The world’s fastest and largest
municipal WiFi network is being rolled out in New York.
LinkNYC will provide free-to-use connections with speeds of up to
one gigabit per second through a network of 7,500 wireless hotspots that will
be located on the sites of old telephone boxes. The speeds on offer will be
roughly 20 times faster than the typical broadband service in New York.
The first of two “Link kiosks” will
be unveiled on Tuesday on Third Avenue: the nine-foot towers will act as WiFi
transmitters for a new superfast fiber network to replace the copper wires that
once connected the phone boxes.
Each kiosk will also include a
hands-free phone, an Android tablet for web browsing, and two digital screens
for displaying advertisements, which will be sold to fund the service.
Customers will start testing the
service later this month, and LinkNYC plans to install 500 kiosks by July, at
which point the network will be available in all five boroughs of New
York.
The consortium of investors behind
LinkNYC won the bid to build the service when the city’s phone box franchise
was put out to tender to municipal WiFi companies in 2014.
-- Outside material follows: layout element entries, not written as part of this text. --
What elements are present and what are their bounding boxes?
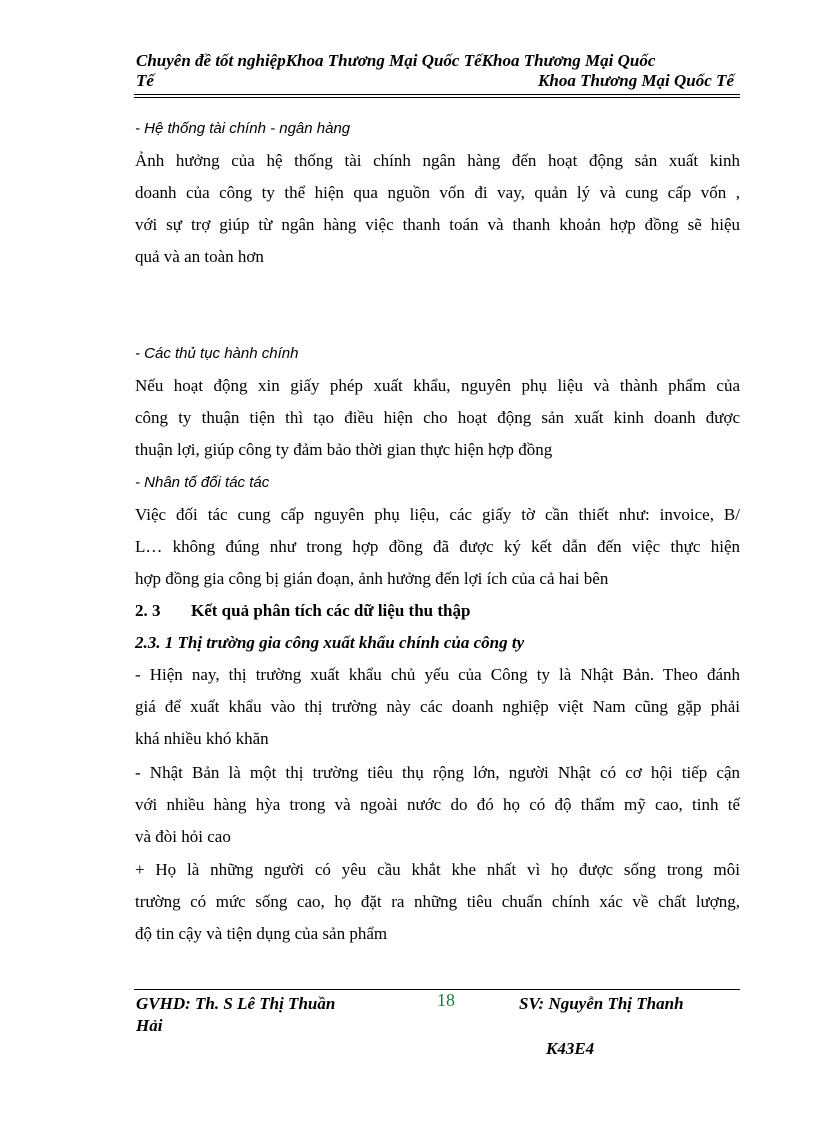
heading-financial-system: - Hệ thống tài chính - ngân hàng — [135, 120, 351, 137]
running-header-line-2-left: Tế — [136, 71, 154, 90]
section-title: Kết quả phân tích các dữ liệu thu thập — [191, 601, 471, 620]
header-rule-thin — [134, 97, 740, 98]
paragraph-line: + Họ là những người có yêu cầu khắt khe nhất vì họ được sống trong môi — [135, 860, 740, 879]
paragraph-line: quả và an toàn hơn — [135, 247, 264, 266]
subsection-heading: 2.3. 1 Thị trường gia công xuất khẩu chính của công ty — [135, 633, 525, 652]
running-header-line-2-right: Khoa Thương Mại Quốc Tế — [538, 71, 734, 90]
paragraph-line: giá để xuất khẩu vào thị trường này các doanh nghiệp việt Nam cũng gặp phải — [135, 697, 740, 716]
paragraph-line: hợp đồng gia công bị gián đoạn, ảnh hưởng đến lợi ích của cả hai bên — [135, 569, 609, 588]
footer-student: SV: Nguyễn Thị Thanh — [519, 994, 684, 1013]
running-header-line-1: Chuyên đề tốt nghiệpKhoa Thương Mại Quốc TếKhoa Thương Mại Quốc — [136, 51, 656, 70]
paragraph-line: với sự trợ giúp từ ngân hàng việc thanh toán và thanh khoản hợp đồng sẽ hiệu — [135, 215, 740, 234]
paragraph-line: L… không đúng như trong hợp đồng đã được ký kết dẫn đến việc thực hiện — [135, 537, 740, 556]
header-rule-thick — [134, 94, 740, 95]
section-number: 2. 3 — [135, 601, 161, 620]
paragraph-line: - Hiện nay, thị trường xuất khẩu chủ yếu của Công ty là Nhật Bản. Theo đánh — [135, 665, 740, 684]
paragraph-line: công ty thuận tiện thì tạo điều hiện cho hoạt động sản xuất kinh doanh được — [135, 408, 740, 427]
page-number: 18 — [437, 990, 455, 1010]
paragraph-line: thuận lợi, giúp công ty đảm bảo thời gian thực hiện hợp đồng — [135, 440, 553, 459]
paragraph-line: trường có mức sống cao, họ đặt ra những tiêu chuẩn chính xác về chất lượng, — [135, 892, 740, 911]
paragraph-line: Ảnh hưởng của hệ thống tài chính ngân hàng đến hoạt động sản xuất kinh — [135, 151, 740, 170]
section-heading — [135, 600, 740, 622]
paragraph-line: khá nhiều khó khăn — [135, 729, 269, 748]
paragraph-line: Nếu hoạt động xin giấy phép xuất khẩu, nguyên phụ liệu và thành phẩm của — [135, 376, 740, 395]
heading-partner-factor: - Nhân tố đối tác tác — [135, 474, 270, 491]
footer-student-class: K43E4 — [546, 1039, 595, 1058]
paragraph-line: Việc đối tác cung cấp nguyên phụ liệu, các giấy tờ cần thiết như: invoice, B/ — [135, 505, 740, 524]
paragraph-line: độ tin cậy và tiện dụng của sản phẩm — [135, 924, 388, 943]
heading-administrative-procedures: - Các thủ tục hành chính — [135, 345, 299, 362]
paragraph-line: - Nhật Bản là một thị trường tiêu thụ rộng lớn, người Nhật có cơ hội tiếp cận — [135, 763, 740, 782]
paragraph-line: và đòi hỏi cao — [135, 827, 231, 846]
footer-advisor: GVHD: Th. S Lê Thị Thuần — [136, 994, 336, 1013]
footer-advisor-continued: Hải — [136, 1016, 163, 1035]
paragraph-line: với nhiều hàng hỳa trong và ngoài nước do đó họ có độ thẩm mỹ cao, tinh tế — [135, 795, 740, 814]
paragraph-line: doanh của công ty thể hiện qua nguồn vốn đi vay, quản lý và cung cấp vốn , — [135, 183, 740, 202]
In June last year, the two leading
members of the LinkNYC consortium were acquired by Sidewalk Labs, an
“urban innovation” company set up by Google, and Dan Doctoroff, the former chief
executive of Bloomberg.
Stanley Shor, a city official, said
the project was part of mayor Bill de Blasio’s efforts to close the “digital
divide” in New York, where about one in four families does not have a broadband
connection.
“This will replace the city’s old phone boxes
with new structures that offer totally free WiFi, bridging the ‘digital
divide’,” Mr Shor said at a briefing on Monday. “People who don’t have internet
in their homes will be able to have it all throughout the city.”
LinkNYC investors plan to spend
roughly $200m building the network, which they hope to finish within eight
years. The consortium has promised to pay New York City $500m or half of its
total revenues, whichever is greater, by the end of the 12-year contract.
The plan is to generate that revenue
by selling advertisements, which will be displayed on 55-inch digital screens,
two of which are mounted on either side of the kiosks.
“We’re going to use real-time
demographic information to inform the adverts, but we will never sell or share
personally identifiable data,” said Colin O’Donnell of the LinkNYC
consortium.
The project has the potential to
steal business from wireless operators as customers may decide to use the free
network rather than paying their mobile phone carrier for data.
The service is intended for
customers who want high-speed internet access through their mobile devices
while travelling on New York’s streets. However, some people who live
close to a kiosk could access the network from inside their apartments,
allowing them to dispense with a paid-for internet connection entirely.